Tuesday, April 08, 2008
International: Cartoon Mascot for a Free Tibet
:: Posted by BK @ 4/08/2008 02:19:00 a.m.
One of the cartoon mascots devised for the Beijing Olympics, Yingying the Tibetan Antelope, has been co-opted by activists trying to bring attention to the situation in Tibet. The re-focused character, named Yingsel, is blogging and being used in posters and online campaigns, including this Pacman-like videogame. Greg Beneteau of the University of Guelph's Ontarion student newspaper, has a nice overview:
China's Flame of Shame
Forget boycotts – human rights activists say they welcome the upcoming Beijing Olympics as an opportunity to get under China's skin.

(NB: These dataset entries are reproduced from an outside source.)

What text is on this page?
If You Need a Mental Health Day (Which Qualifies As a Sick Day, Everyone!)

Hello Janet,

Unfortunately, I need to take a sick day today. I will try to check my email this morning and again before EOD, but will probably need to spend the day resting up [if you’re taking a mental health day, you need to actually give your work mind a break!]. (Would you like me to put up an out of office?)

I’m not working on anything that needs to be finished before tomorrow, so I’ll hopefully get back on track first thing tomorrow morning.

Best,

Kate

"As an organization, we believe the Olympics are an opportunity for different movements to voice their opposition to the Chinese government; that's been clear since China was awarded the Olympics back in 2001," said Kyla Mendoza, an Ottawa organizer for the New York-based Students for a Free Tibet.
With only four months until the start of the summer games - whose slogan is "One World, One Dream," – groups like SFT have accepted the reality that participating countries are not likely to boycott China for its poor human rights record or support for countries like Sudan and Myanmar.
Instead, they've begun ratcheting up the PR pressure on Beijing, using the various photo ops and symbols that make the Olympics so memorable as leverage in their campaigns. (See photos)
Even before the violent protests and subsequent police crackdown in Tibet took centre stage in the media, Mendoza said, the Canadian branch of SFT was organizing campaigns inside China, unveiling "Free Tibet" banners at high-profile locations like the Great Wall of China and the base camp of Mount Everest.
"Basically, Beijing wants to try and to open themselves up to the world as much as possible but control their image to the world, too," he explained. "We want to show that if you open yourself up for the Olympics, you have to air your dirty laundry."
Arguably the most enduring symbol of the games, the Olympic torch has also become an important instrument for expressing dissent.
Last week, the torch was lit at its traditional starting point of Olympia, Greece and transported to Beijing, marking the start of the relay that will see it travel to all five continents before returning return to China in time for the opening ceremonies on August 8th, according the official relay website.
It's also supposed to travel to Mt. Everest and the Tibetan capital of Lhasa sometime in June, raising fears of further violence and prompting calls to the IOC to have it bypass the area. "If you bring the Olympic torch through these Tibetan villages, you're basically inciting further violence and giving China another excuse to crack down," claims Tsering Lama, National Organizer for SFT.
In order to draw attention to what Tsering calls a "humanitarian crisis" in Tibet, clever SFT artists converted Beijing's torch relay logo into a graphic of a silhouetted police officer beating a protester.
Logos aside, the torch hand-off ceremony at the Acropolis in Athens was an embarrassing symbol for China, as three members of the international group Reporters Without Borders stormed the field with a banner depicting the Olympic rings as handcuffs.
Three members of the group, including Secretary-General Robert Ménard, were arrested by Greek authorities and are currently out on bail.
World leaders decried the interruption of what was supposed to be a sporting ceremony, by supporters insisted the move had greater purpose. "The Olympic flame may be sacred but human rights are even more so," Reporters Without Borders stated in a press release following the arrests.
"We could not let the Chinese government take the Olympic flame, a symbol of peace, without denouncing the dramatic human rights situation in China with less than five months to go to the start of the Olympic games."
The organization, which has national offices in Austria, Belgium, Canada, France, Germany, Italy, Spain, Sweden and Switzerland, says it was protesting the imprisonment of Chinese cyber-dissidents and the continuing ban on reporting inside Tibet.
Even the market-oriented Olympic mascots haven't escaped controversy. At a faux news conference this week, SFT announced that one the five mascots of the Beijing Oympics, an endangered Tibetan antelope named Yingying, had "defected" in response to China's development in the region, which environmentalist claim is degrading the antelope's habitat atop the Tibetan plateau.
"I've defected from the Olympic team because I can no longer stand being used as a puppet to cover up China's destruction of my homeland," the cartoon character said in a press release sent out by SFT.
Instead, the yellow critter has apparently changed her name to Yingsel and now operates a blog, part of her efforts to "use the Olympics to turn the tables on China."